Four-layer test pyramid with ~500 assertions:
| Layer | What it covers | Credentials |
|---|---|---|
| 1 - Structure | Syntax validation, module exports, workflow manifest parsing, task creation, condition evaluation, multi-workflow isolation | None |
| 2 - Components | MCP tool lifecycle, task types, decision tracking, provider CLI, notification client, workflow integration, UI server startup | None |
| 3 - Mock Provider | Analysis/execution flows with mock Claude CLI and stream parsing | None |
| 4 - E2E | Full end-to-end with real AI provider API | API key |
pwsh tests/Run-Tests.ps1 # Run layers 1-3
pwsh tests/Run-Tests.ps1 -Layer 1 # Structure tests
pwsh tests/Run-Tests.ps1 -Layer 2 # Component tests
pwsh tests/Run-Tests.ps1 -Layer 3 # Mock provider tests
pwsh tests/Run-Tests.ps1 -Layer 4 # E2E (requires API key)CI runs layers 1-3 on every push and PR across Windows, macOS, and Linux. Layer 4 runs on schedule or manual trigger.
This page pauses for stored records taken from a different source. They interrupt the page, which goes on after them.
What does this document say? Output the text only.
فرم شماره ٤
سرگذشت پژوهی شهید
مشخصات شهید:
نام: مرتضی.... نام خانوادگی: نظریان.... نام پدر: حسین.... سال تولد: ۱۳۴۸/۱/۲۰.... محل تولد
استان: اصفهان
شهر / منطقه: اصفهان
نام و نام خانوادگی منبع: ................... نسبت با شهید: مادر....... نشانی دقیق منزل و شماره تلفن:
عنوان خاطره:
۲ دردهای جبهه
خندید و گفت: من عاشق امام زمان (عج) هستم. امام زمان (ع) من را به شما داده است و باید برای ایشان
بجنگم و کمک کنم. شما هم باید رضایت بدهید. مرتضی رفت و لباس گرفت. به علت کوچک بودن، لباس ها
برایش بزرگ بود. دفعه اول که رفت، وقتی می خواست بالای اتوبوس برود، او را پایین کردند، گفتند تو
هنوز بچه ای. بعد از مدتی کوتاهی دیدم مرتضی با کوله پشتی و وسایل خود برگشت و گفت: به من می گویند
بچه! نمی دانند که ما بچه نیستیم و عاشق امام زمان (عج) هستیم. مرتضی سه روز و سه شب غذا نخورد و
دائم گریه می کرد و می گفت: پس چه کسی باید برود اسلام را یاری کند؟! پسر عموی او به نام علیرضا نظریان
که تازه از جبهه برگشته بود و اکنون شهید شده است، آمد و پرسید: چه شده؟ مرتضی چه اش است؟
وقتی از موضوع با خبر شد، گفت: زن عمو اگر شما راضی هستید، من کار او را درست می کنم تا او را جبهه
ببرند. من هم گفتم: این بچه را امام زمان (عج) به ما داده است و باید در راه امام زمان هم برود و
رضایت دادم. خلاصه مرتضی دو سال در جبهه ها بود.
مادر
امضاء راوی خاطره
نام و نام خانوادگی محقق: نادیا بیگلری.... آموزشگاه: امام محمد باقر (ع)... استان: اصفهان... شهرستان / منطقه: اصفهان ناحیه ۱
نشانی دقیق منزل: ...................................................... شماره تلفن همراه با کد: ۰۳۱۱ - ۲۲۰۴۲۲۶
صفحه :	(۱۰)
dotbot command not found after bootstrap.ps1 — Restart your terminal so the shim's parent dir lands on PATH. On Windows the default (%LOCALAPPDATA%\Microsoft\WindowsApps) is already on PATH on Windows 10+. On Linux/macOS make sure ~/.local/bin is on PATH; if not, bootstrap.ps1 prints the export PATH=… line to add.
dotbot: DOTBOT_HOME is not set — You are using the source-checkout shim outside a project with .bot/vendor/dotbot. Set $env:DOTBOT_HOME to a dotbot checkout, install via Homebrew/Scoop, or vendor the runtime into the project with dotbot install runtime.
Script execution blocked on Windows — Run Set-ExecutionPolicy RemoteSigned -Scope CurrentUser and try again.
PowerShell version error — Requires PowerShell 7+. Check with $PSVersionTable.PSVersion and upgrade if needed.
Migrating from a v3 install (~/dotbot copy-based) — See MIGRATING.md for the rewrite path.